After inspecting the sink, we pushed on to the summit of Great Knoutberry Hill (2,203') just for the exercise.  We had no compass and no torch, only a one inch map.  Visibility was very poor and our only means of navigation was the map. We had about five hundred feet of very steep, rocky slope before we reached the summit plateau.  This proved tiring but we reached the top quite quickly. Here, our stream was shown as coming out of a tarn - indeed its name was Tarn Gill.  Crossing the stream's source was shown the North/West Riding county boundary, running in a south westerly direction straight to our goal and we hoped to find a feature that marked the boundary.  We soon found the tarn, and sure enough, crossing the stream was a broken down stone wall.  We followed this in a south westerly direction for some distance to its end, but we were not yet on our summit.  Closer inspection of the ground revealed a line of spaced hardwood posts - the boundary posts!  These were followed straight to the trig. pillar on the summit.  Here, we rested a while - reflecting on our faultless navigation - when suddenly a voice spoke.  “Na then, lads, bit chilly, ain't it?” and we turned in disbelief to see a shepherd, dressed in cloth cap, baggy cords and clogs and draped in an old stinking sack.  At his feet ran a scraggy border collie.  “Hast tha seen any sheep behind't walls?" said he.

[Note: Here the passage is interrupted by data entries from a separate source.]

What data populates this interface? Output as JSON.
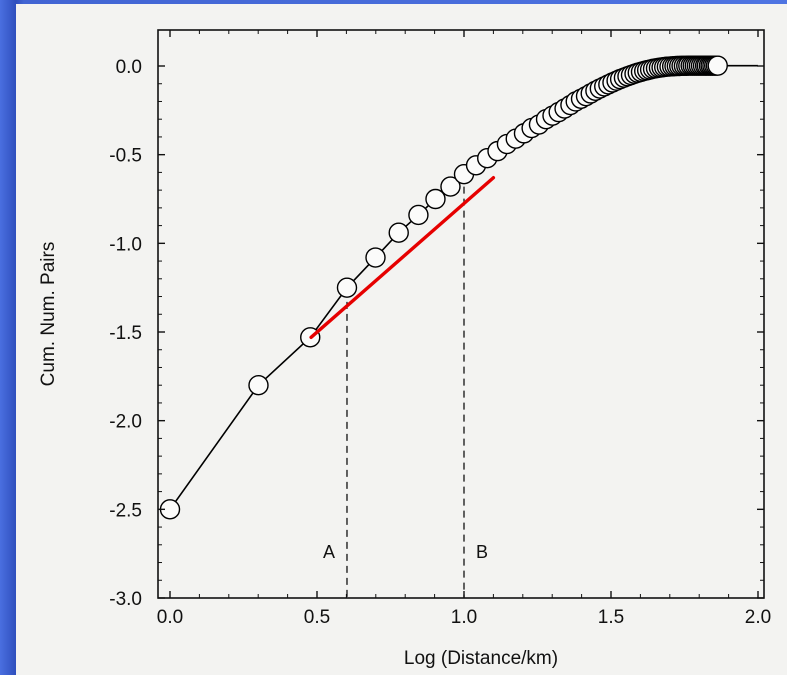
{
  "chart_data": {
    "type": "line",
    "title": "",
    "xlabel": "Log (Distance/km)",
    "ylabel": "Cum. Num. Pairs",
    "xlim": [
      0.0,
      2.0
    ],
    "ylim": [
      -3.0,
      0.0
    ],
    "x_ticks": [
      "0.0",
      "0.5",
      "1.0",
      "1.5",
      "2.0"
    ],
    "x_tick_values": [
      0.0,
      0.5,
      1.0,
      1.5,
      2.0
    ],
    "y_ticks": [
      "0.0",
      "-0.5",
      "-1.0",
      "-1.5",
      "-2.0",
      "-2.5",
      "-3.0"
    ],
    "y_tick_values": [
      0.0,
      -0.5,
      -1.0,
      -1.5,
      -2.0,
      -2.5,
      -3.0
    ],
    "series": [
      {
        "x": [
          0.0,
          0.301,
          0.477,
          0.602,
          0.699,
          0.778,
          0.845,
          0.903,
          0.954,
          1.0,
          1.041,
          1.079,
          1.114,
          1.146,
          1.176,
          1.204,
          1.23,
          1.255,
          1.279,
          1.301,
          1.322,
          1.342,
          1.362,
          1.38,
          1.398,
          1.415,
          1.431,
          1.447,
          1.462,
          1.477,
          1.491,
          1.505,
          1.519,
          1.531,
          1.544,
          1.556,
          1.568,
          1.58,
          1.591,
          1.602,
          1.613,
          1.623,
          1.633,
          1.643,
          1.653,
          1.663,
          1.672,
          1.681,
          1.69,
          1.699,
          1.708,
          1.716,
          1.724,
          1.732,
          1.74,
          1.748,
          1.756,
          1.763,
          1.771,
          1.778,
          1.785,
          1.792,
          1.799,
          1.806,
          1.813,
          1.82,
          1.826,
          1.833,
          1.839,
          1.845,
          1.851,
          1.857,
          1.863
        ],
        "y": [
          -2.5,
          -1.8,
          -1.53,
          -1.25,
          -1.08,
          -0.94,
          -0.84,
          -0.75,
          -0.68,
          -0.61,
          -0.56,
          -0.52,
          -0.48,
          -0.44,
          -0.41,
          -0.38,
          -0.35,
          -0.33,
          -0.3,
          -0.28,
          -0.26,
          -0.24,
          -0.22,
          -0.2,
          -0.185,
          -0.17,
          -0.155,
          -0.14,
          -0.127,
          -0.115,
          -0.104,
          -0.093,
          -0.083,
          -0.074,
          -0.066,
          -0.058,
          -0.051,
          -0.044,
          -0.038,
          -0.033,
          -0.028,
          -0.024,
          -0.02,
          -0.016,
          -0.013,
          -0.01,
          -0.008,
          -0.006,
          -0.004,
          -0.003,
          -0.002,
          -0.001,
          0.0,
          0.0,
          0.001,
          0.001,
          0.001,
          0.002,
          0.002,
          0.002,
          0.002,
          0.002,
          0.002,
          0.002,
          0.002,
          0.002,
          0.002,
          0.002,
          0.002,
          0.002,
          0.002,
          0.002,
          0.002
        ],
        "marker": "open-circle",
        "color": "#000000"
      }
    ],
    "fit_line": {
      "x": [
        0.48,
        1.1
      ],
      "y": [
        -1.53,
        -0.63
      ],
      "color": "#e60000"
    },
    "reference_lines": [
      {
        "x": 0.602,
        "label": "A",
        "y_top": -1.33
      },
      {
        "x": 1.0,
        "label": "B",
        "y_top": -0.68
      }
    ],
    "grid": false,
    "legend": "none"
  }
}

Owing to pressure of work, Nigel Jago is no longer able to continue as Climbing Secretary and the Committee are therefore appealing for volunteers for consideration as climbing Secretary.

Another Notice

Owing to the attempt to save paper by combining the first two pages of each B.B. from now on, there is not normally any space for the usual reminder that the opinions given in the B.B. are not necessarily those of the club.  An attempt will be made to put a reminder in the B.B. to this effect from time to time where other space permits.

SUBS for 1974 are now due!

Yes, we know that nothing will happen to any member until the end of April.  We know that some members reckon that the next A.G.M. is the proper time to pay.  We know that this is a tradition not to bother too much about when you pay – BUT if you don’t pay now, how do we know that you will – or might – later on?  The committee has to budget now and if it doesn’t know how much is going to come in, how can it decided how much it can spend? Point taken?


Members are advised NOT TO LEND OUT THEIR BELFRY KEYS.  There have been instances of non-members borrowing keys; taking out club tackle and NOT RETURNING IT.  If YOU want YOUR tackle kept safety – please help.